Como já tivemos a oportunidade de salientar, Agostinho da Silva (1906-1994)
atribui ao Brasil um papel primacial na plenificação de Portugal – daí, desde
logo, esta sua exortação: “…que tome o Brasil inteiramente sobre si, como parte
de seu destino histórico, a tarefa de, guardando o que Portugal teve de melhor
e não pôde plenamente realizar e juntando-lhe todos os outros elementos
universais que entraram em sua grande síntese, oferecer ao mundo um modelo de
vida em que se entrelaçam numa perfeita harmonia os fundamentais impulsos
humanos de produzir beleza, de amar os homens e de louvar a Deus (…).”.

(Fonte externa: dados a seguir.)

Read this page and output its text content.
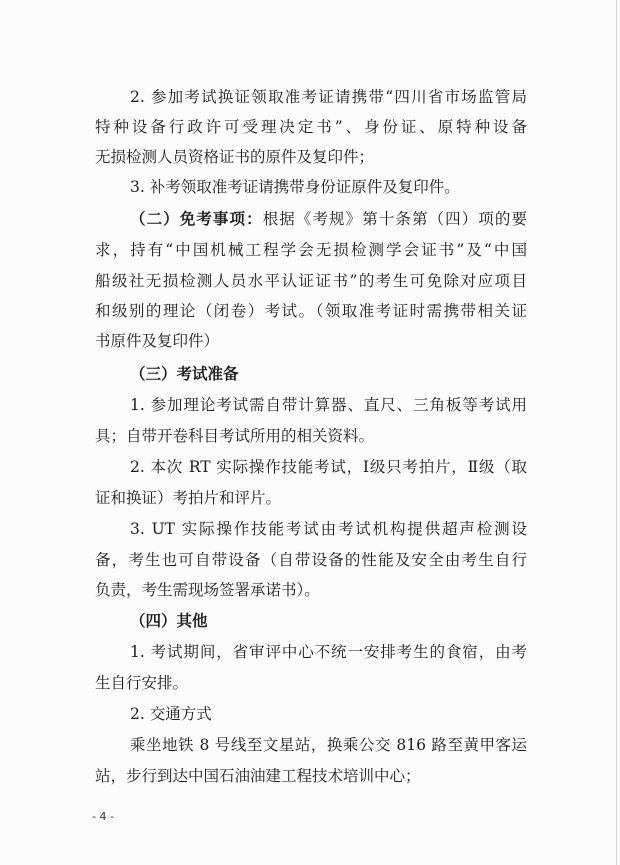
2. 参加考试换证领取准考证请携带“四川省市场监管局
特种设备行政许可受理决定书”、身份证、原特种设备
无损检测人员资格证书的原件及复印件；
3. 补考领取准考证请携带身份证原件及复印件。
（二）免考事项：根据《考规》第十条第（四）项的要
求，持有“中国机械工程学会无损检测学会证书”及“中国
船级社无损检测人员水平认证证书”的考生可免除对应项目
和级别的理论（闭卷）考试。（领取准考证时需携带相关证
书原件及复印件）
（三）考试准备
1. 参加理论考试需自带计算器、直尺、三角板等考试用
具；自带开卷科目考试所用的相关资料。
2. 本次 RT 实际操作技能考试，Ⅰ级只考拍片，Ⅱ级（取
证和换证）考拍片和评片。
3. UT 实际操作技能考试由考试机构提供超声检测设
备，考生也可自带设备（自带设备的性能及安全由考生自行
负责，考生需现场签署承诺书）。
（四）其他
1. 考试期间，省审评中心不统一安排考生的食宿，由考
生自行安排。
2. 交通方式
乘坐地铁 8 号线至文星站，换乘公交 816 路至黄甲客运
站，步行到达中国石油油建工程技术培训中心；
- 4 -
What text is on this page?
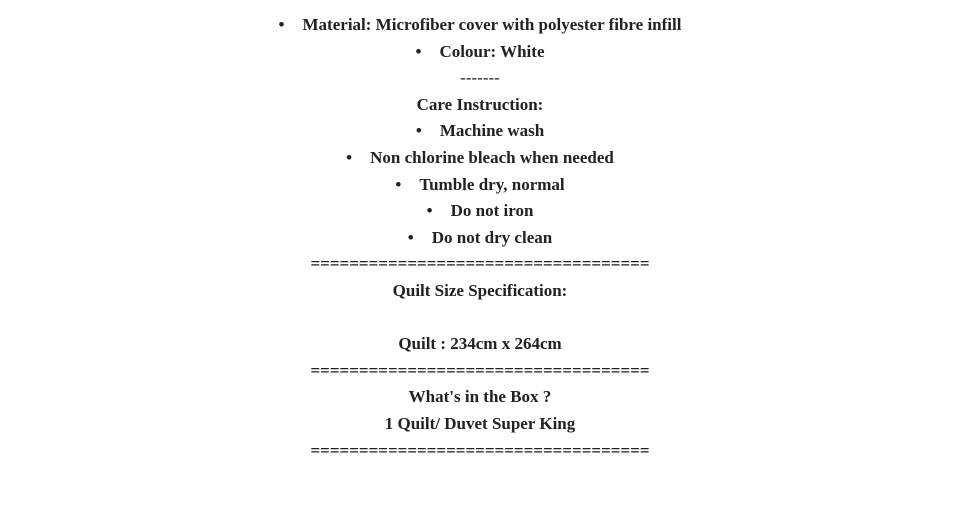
• Material: Microfiber cover with polyester fibre infill
• Colour: White
-------
Care Instruction:
• Machine wash
• Non chlorine bleach when needed
• Tumble dry, normal
• Do not iron
• Do not dry clean
===================================
Quilt Size Specification:
Quilt : 234cm x 264cm
===================================
What's in the Box ?
1 Quilt/ Duvet Super King
===================================
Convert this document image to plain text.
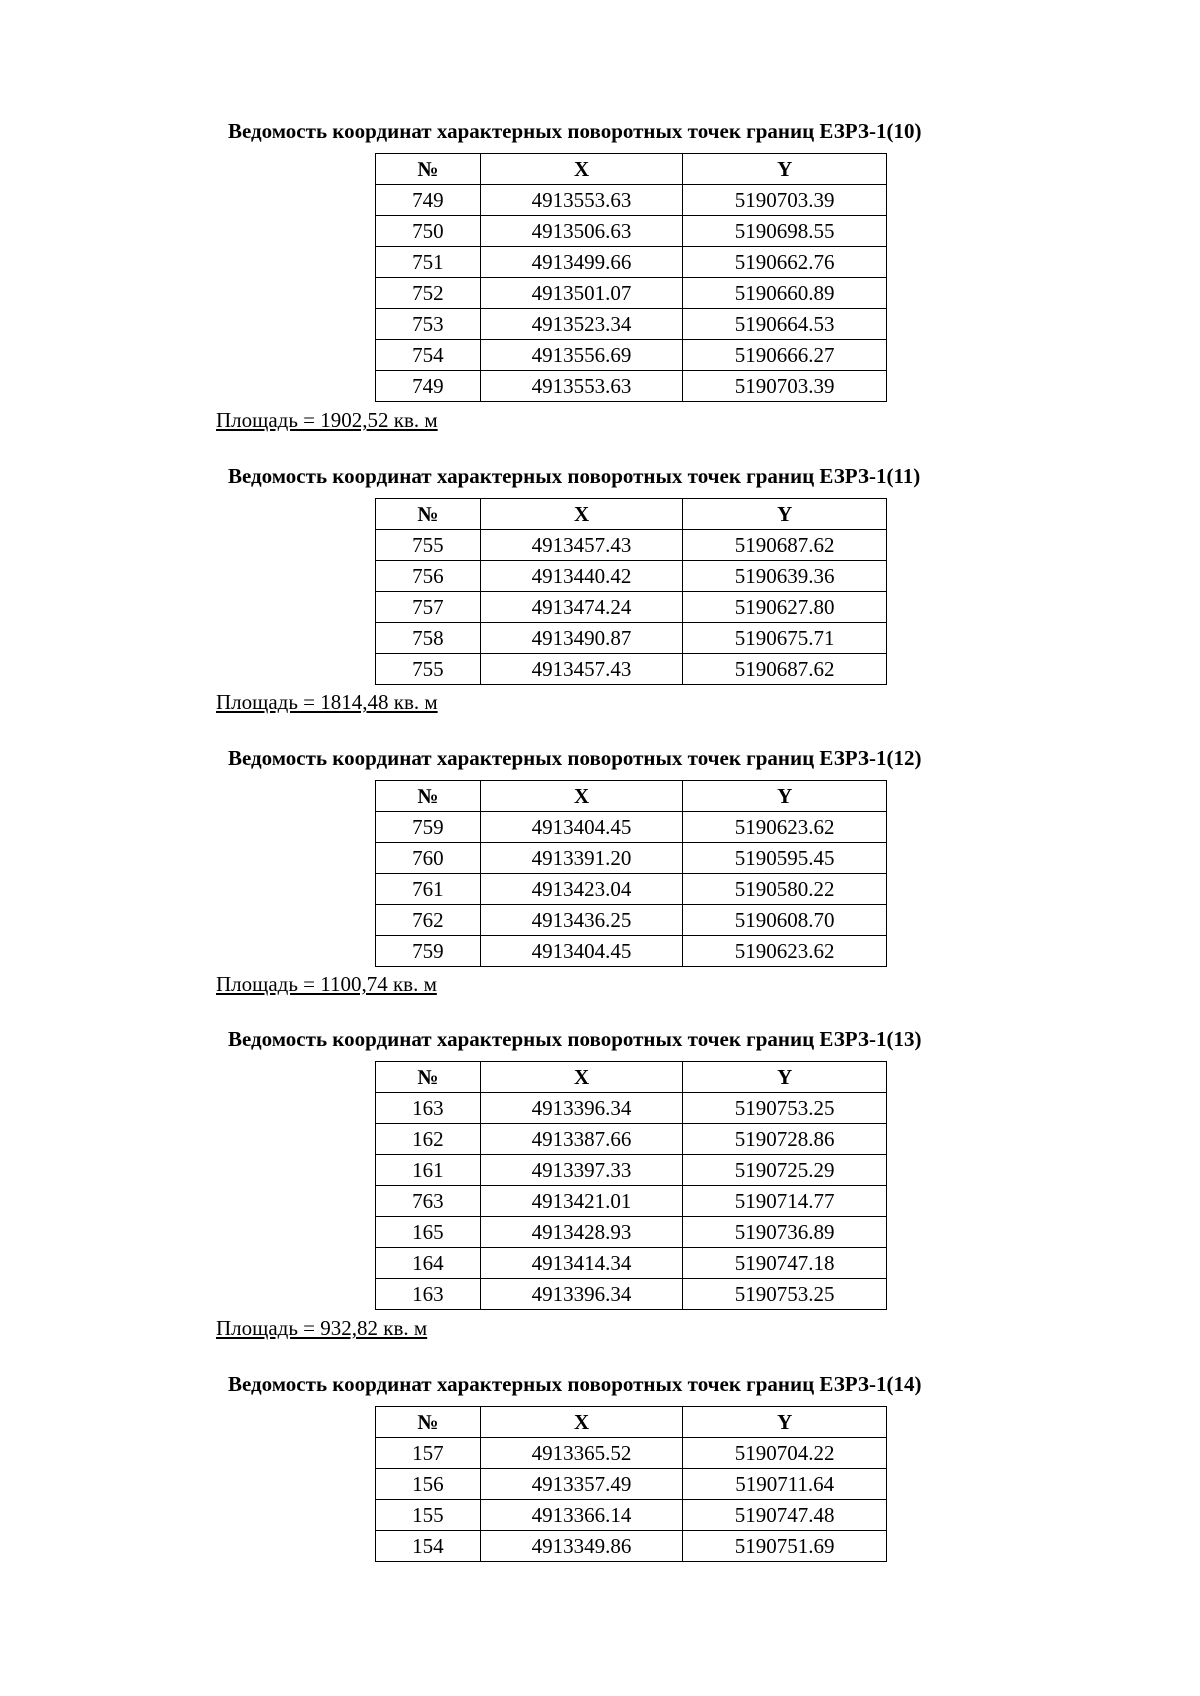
Ведомость координат характерных поворотных точек границ ЕЗРЗ-1(10)
№	X	Y
749	4913553.63	5190703.39
750	4913506.63	5190698.55
751	4913499.66	5190662.76
752	4913501.07	5190660.89
753	4913523.34	5190664.53
754	4913556.69	5190666.27
749	4913553.63	5190703.39
Площадь = 1902,52 кв. м
Ведомость координат характерных поворотных точек границ ЕЗРЗ-1(11)
№	X	Y
755	4913457.43	5190687.62
756	4913440.42	5190639.36
757	4913474.24	5190627.80
758	4913490.87	5190675.71
755	4913457.43	5190687.62
Площадь = 1814,48 кв. м
Ведомость координат характерных поворотных точек границ ЕЗРЗ-1(12)
№	X	Y
759	4913404.45	5190623.62
760	4913391.20	5190595.45
761	4913423.04	5190580.22
762	4913436.25	5190608.70
759	4913404.45	5190623.62
Площадь = 1100,74 кв. м
Ведомость координат характерных поворотных точек границ ЕЗРЗ-1(13)
№	X	Y
163	4913396.34	5190753.25
162	4913387.66	5190728.86
161	4913397.33	5190725.29
763	4913421.01	5190714.77
165	4913428.93	5190736.89
164	4913414.34	5190747.18
163	4913396.34	5190753.25
Площадь = 932,82 кв. м
Ведомость координат характерных поворотных точек границ ЕЗРЗ-1(14)
№	X	Y
157	4913365.52	5190704.22
156	4913357.49	5190711.64
155	4913366.14	5190747.48
154	4913349.86	5190751.69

Eis a visão que nos reiterará em outros textos seus, como iremos, de
passagem, referir. O primeiro desses textos intitula-se “Considerando o Quinto
Império” e foi publicado no periódico Tempo
Presente, em 1960. Nele, faz-nos a retrospectiva da história de Portugal,
desde logo, dos dois nossos maiores erros históricos: o de termos “abandonado”
a Galiza e o de termos querido “conservar” Ceuta, sacrificando, para tal, o
Infante D. Fernando. Eis, reitera-nos, o que nos fez desviar dos mares, dos
“mares sobre que flutua o Espírito”, paras as terras, do ser para o ter… Neste
texto, aparece o Brasil enquanto possibilidade de correcção desse desvio, de
“começar de novo, de começar o recomeço: nunca mais abandonando noivas [como a
Galiza]; nunca mais querendo terras em lugar de mares, nunca mais excluindo religiões”.
O segundo desses textos que aqui brevemente referimos intitula-se
“Presença de Portugal” e foi publicado, à parte, enquanto opúsculo, em 1962.
Nele, narra Agostinho da Silva a sua experiência na fundação da Universidade de
Brasília, em particular, do Centro Brasileiro de Estudos Portugueses, que aí
criou, com o intuito, expressamente afirmado, de reatar, no Brasil, o que, em
Portugal, “ficou interrompido nos séculos XV e XVI” – nas suas palavras,
“aquela possibilidade de se compreender toda a gente nunca deixando de ser o
que se é, ponto importante porque isso fez a grandeza de Portugal no século XV,
em grande parte do século XVI e em tanto momento isolado da sua História”.
O terceiro desses textos intitula-se “Ensaio para uma Teoria do Brasil”
e foi publicado no periódico Espiral,
em 1965. Se, no anterior, o Brasil era apenas, ou, pelo menos, sobretudo,
perspectivado enquanto reatamento, historicamente interrompido, de Portugal,
neste o Brasil é perspectivado em si próprio, fazendo Agostinho da Silva a
apologia das suas insuspeitas capacidades, nomeadamente, como refere, de forma
eloquente, da sua “capacidade de [vir a] liderar o futuro humano, quando se
desembaraçar de tudo quanto lhe foi útil na educação europeia e exercer, com o
esplendor e a vigorosa força de criação que pode demonstrar, as suas
capacidades de simpatia humana, de imaginação artística, de sincretismo
religioso, de calma aceitação do destino, de inteligência psicológica, de
ironia, de apetência de viver, de sentido da contemplação e do tempo”.